Il s'approcha d'une paroi, celle-là même qui avait supporté les bas-reliefs admirés avec Karen quelques heures auparavant. Même si ses gants blindés ne lui permettaient pas de sentir la matière, il effleura la roche. Dans ce milieu hostile, parmi ces hommes en mission, il était sans doute le plus à même de réaliser l'importance du lieu où il se trouvait. Il aurait voulu prendre le temps d'y penser mais, craignant de se faire distancer, il se remit en marche.
Ce qui restait de l'antichambre du sanctuaire était davantage éclairé. Trois hommes travaillaient sur la paroi de droite, dégagée de tout limon grâce aux pompes. Une ouverture avait été pratiquée dans le mur. Leur guide la désigna et les invita à s'y engager.
— Nous y sommes, annonça West.
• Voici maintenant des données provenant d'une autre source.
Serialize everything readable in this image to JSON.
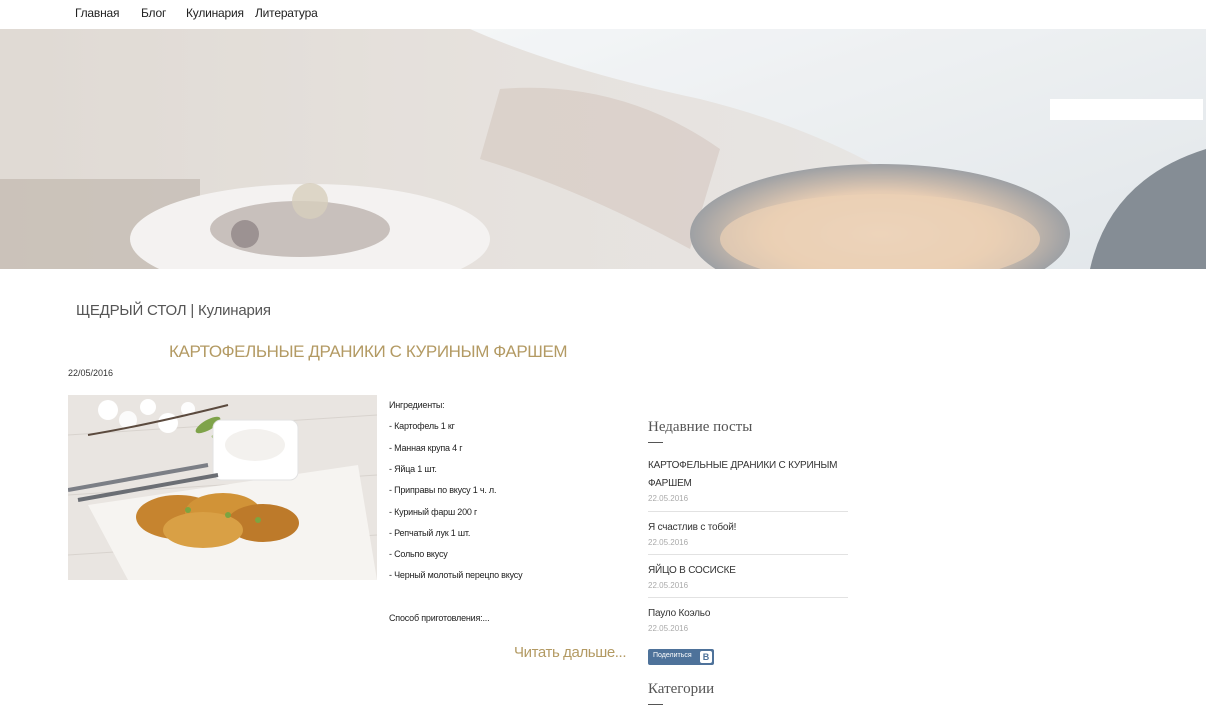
{
  "nav": {
    "items": [
      {
        "label": "Главная"
      },
      {
        "label": "Блог"
      },
      {
        "label": "Кулинария"
      },
      {
        "label": "Литература"
      }
    ]
  },
  "hero": {
    "search_placeholder": ""
  },
  "page": {
    "site_title": "ЩЕДРЫЙ СТОЛ | Кулинария"
  },
  "post": {
    "title": "КАРТОФЕЛЬНЫЕ ДРАНИКИ С КУРИНЫМ ФАРШЕМ",
    "date": "22/05/2016",
    "ingredients": [
      "Ингредиенты:",
      "- Картофель 1 кг",
      "- Манная крупа 4 г",
      "- Яйца 1 шт.",
      "- Приправы по вкусу 1 ч. л.",
      "- Куриный фарш 200 г",
      "- Репчатый лук 1 шт.",
      "- Сольпо вкусу",
      "- Черный молотый перецпо вкусу"
    ],
    "method": "Способ приготовления:...",
    "read_more": "Читать дальше..."
  },
  "sidebar": {
    "recent_heading": "Недавние посты",
    "recent_posts": [
      {
        "title": "КАРТОФЕЛЬНЫЕ ДРАНИКИ С КУРИНЫМ ФАРШЕМ",
        "date": "22.05.2016"
      },
      {
        "title": "Я счастлив с тобой!",
        "date": "22.05.2016"
      },
      {
        "title": "ЯЙЦО В СОСИСКЕ",
        "date": "22.05.2016"
      },
      {
        "title": "Пауло Коэльо",
        "date": "22.05.2016"
      }
    ],
    "share_label": "Поделиться",
    "share_icon": "В",
    "categories_heading": "Категории"
  },
  "colors": {
    "accent": "#b39a63",
    "share": "#4e729a"
  }
}
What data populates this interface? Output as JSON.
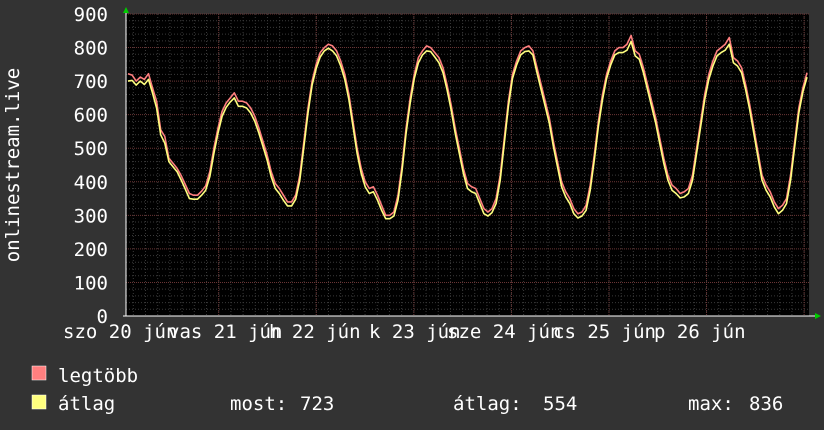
{
  "chart_data": {
    "type": "line",
    "ylabel": "onlinestream.live",
    "ylim": [
      0,
      900
    ],
    "yticks": [
      "900",
      "800",
      "700",
      "600",
      "500",
      "400",
      "300",
      "200",
      "100",
      "0"
    ],
    "xtick_labels": [
      "szo 20 jún",
      "vas 21 jún",
      "h 22 jún",
      "k 23 jún",
      "sze 24 jún",
      "cs 25 jún",
      "p 26 jún"
    ],
    "grid": true,
    "series": [
      {
        "name": "legtöbb",
        "color": "#ff7f7f",
        "values": [
          722,
          718,
          700,
          712,
          705,
          722,
          680,
          640,
          555,
          535,
          470,
          455,
          440,
          418,
          392,
          365,
          360,
          360,
          372,
          388,
          430,
          500,
          560,
          610,
          635,
          650,
          665,
          640,
          640,
          635,
          620,
          595,
          560,
          520,
          480,
          430,
          395,
          380,
          360,
          340,
          340,
          360,
          420,
          520,
          620,
          700,
          750,
          785,
          800,
          810,
          805,
          790,
          760,
          720,
          660,
          580,
          500,
          440,
          400,
          380,
          385,
          360,
          330,
          300,
          300,
          310,
          360,
          450,
          560,
          650,
          720,
          770,
          790,
          805,
          800,
          785,
          770,
          740,
          690,
          630,
          560,
          500,
          440,
          395,
          385,
          380,
          350,
          320,
          310,
          320,
          350,
          420,
          530,
          640,
          720,
          760,
          790,
          800,
          805,
          790,
          740,
          690,
          640,
          590,
          520,
          460,
          400,
          370,
          350,
          320,
          305,
          310,
          330,
          390,
          480,
          580,
          660,
          720,
          760,
          790,
          800,
          800,
          810,
          836,
          790,
          780,
          740,
          690,
          640,
          590,
          530,
          470,
          420,
          390,
          380,
          365,
          370,
          380,
          420,
          500,
          580,
          660,
          720,
          760,
          790,
          800,
          810,
          830,
          770,
          760,
          740,
          690,
          630,
          560,
          490,
          420,
          390,
          370,
          340,
          320,
          330,
          350,
          420,
          520,
          620,
          680,
          725
        ]
      },
      {
        "name": "átlag",
        "color": "#ffff7f",
        "values": [
          700,
          702,
          688,
          700,
          690,
          705,
          665,
          620,
          540,
          515,
          460,
          445,
          430,
          405,
          378,
          350,
          348,
          348,
          360,
          375,
          415,
          485,
          545,
          595,
          622,
          638,
          650,
          625,
          625,
          620,
          605,
          580,
          545,
          505,
          465,
          415,
          380,
          365,
          345,
          328,
          328,
          348,
          405,
          505,
          605,
          688,
          738,
          772,
          790,
          798,
          790,
          775,
          745,
          705,
          645,
          565,
          485,
          425,
          385,
          365,
          370,
          345,
          315,
          290,
          290,
          298,
          345,
          435,
          545,
          635,
          708,
          755,
          778,
          790,
          788,
          772,
          755,
          725,
          675,
          615,
          545,
          485,
          425,
          380,
          370,
          365,
          335,
          305,
          298,
          308,
          335,
          405,
          515,
          625,
          708,
          748,
          778,
          788,
          790,
          778,
          725,
          675,
          625,
          575,
          505,
          445,
          385,
          355,
          335,
          305,
          292,
          298,
          315,
          375,
          465,
          565,
          645,
          708,
          748,
          778,
          785,
          785,
          792,
          818,
          775,
          765,
          725,
          675,
          625,
          575,
          515,
          455,
          405,
          375,
          365,
          352,
          355,
          365,
          405,
          485,
          565,
          645,
          705,
          745,
          775,
          785,
          792,
          810,
          755,
          745,
          725,
          675,
          615,
          545,
          475,
          405,
          375,
          355,
          325,
          305,
          315,
          335,
          405,
          505,
          605,
          668,
          712
        ]
      }
    ],
    "stats": [
      {
        "label": "most:",
        "value": "723"
      },
      {
        "label": "átlag:",
        "value": "554"
      },
      {
        "label": "max:",
        "value": "836"
      }
    ]
  },
  "colors": {
    "background": "#333333",
    "plot_background": "#000000",
    "axis": "#ffffff",
    "arrow": "#00cc00"
  }
}
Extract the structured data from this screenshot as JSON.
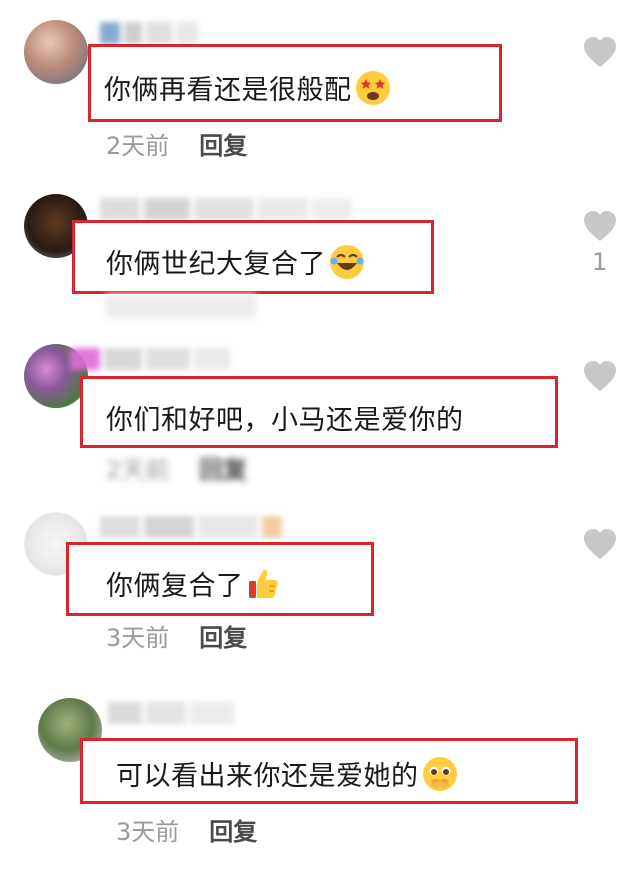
{
  "comments": [
    {
      "text": "你俩再看还是很般配",
      "emoji": "star-eyes-emoji",
      "time": "2天前",
      "reply": "回复",
      "likes": ""
    },
    {
      "text": "你俩世纪大复合了",
      "emoji": "laughing-tears-emoji",
      "time": "",
      "reply": "",
      "likes": "1"
    },
    {
      "text": "你们和好吧，小马还是爱你的",
      "emoji": "",
      "time": "2天前",
      "reply": "回复",
      "likes": ""
    },
    {
      "text": "你俩复合了",
      "emoji": "thumbs-up-emoji",
      "time": "3天前",
      "reply": "回复",
      "likes": ""
    },
    {
      "text": "可以看出来你还是爱她的",
      "emoji": "pleading-face-emoji",
      "time": "3天前",
      "reply": "回复",
      "likes": ""
    }
  ],
  "colors": {
    "highlight_box": "#d8262e",
    "heart": "#c8c8c8",
    "meta": "#9a9a9a"
  }
}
Au pied du mur…
— Qu'ont-ils trouvé à l'intérieur ?
Ce fut la voix du commandant qui répondit, hachée par la mauvaise qualité de la liaison.
— Personne n'est entré, monsieur Horwood. Notre ordre de mission stipule que nous devons vous ouvrir le passage, ensuite c'est à vous de jouer.
Benjamin s'approcha de la bouche béante. Devant lui s'ouvrait un espace sombre au fond duquel, ses yeux s'adaptant, il ne tarda pas à deviner des formes horizontales. Les circonstances particulières l'empêchaient de prendre toute la mesure de ce qu'il s'apprêtait à vivre.
— Benjamin, indiqua West, pour des raisons de sécurité, je suis supposé passer le premier, mais je préfère vous laisser l'honneur d'ouvrir la voie. Pas d'objection, commandant ?
— Je ne suis pas au fond, vous êtes seul juge.
— J'accepte le risque, déclara Benjamin en adressant un salut de remerciement à son ange gardien.
Il alluma ses projecteurs et déclencha sa caméra ventrale. Il se présenta devant l'ouverture et s'y glissa de côté pour arriver à passer.
— Ne respirez pas trop vite, tempéra West.
En franchissant la paroi, Ben éprouva l'angoisse de rester coincé. Il prit une inspiration et eut une pensée pour ceux qui avaient découvert ce temple, ceux qui l'avaient étudié et même ceux qui l'avaient démantelé, qui étaient passés à moins d'un mètre de ce passage secret et n'en avaient rien deviné.
— Des marches, ce sont bien des marches, s'exclama-t-il. Beaucoup !
Une fois le mur dépassé, il se retrouva au pied de l'escalier où Alloa ne tarda pas à le rejoindre.
— J'ai entendu dire que les lieux de ce genre pouvaient comporter des pièges…, fit l'ex-commando, un peu tendu.
— On raconte aussi que ceux qui les profanent sont ensuite frappés par d'horribles malédictions. Mais essayez d'éviter les idées noires, monsieur West.
Ben s'aperçut que les parois étaient entièrement gravées de hiéroglyphes et de cartouches royaux. Il tenta d'évaluer l'escalier.
— Il nous faut monter sans perdre de temps, Alloa. Seuls les dieux savent où ce passage conduit.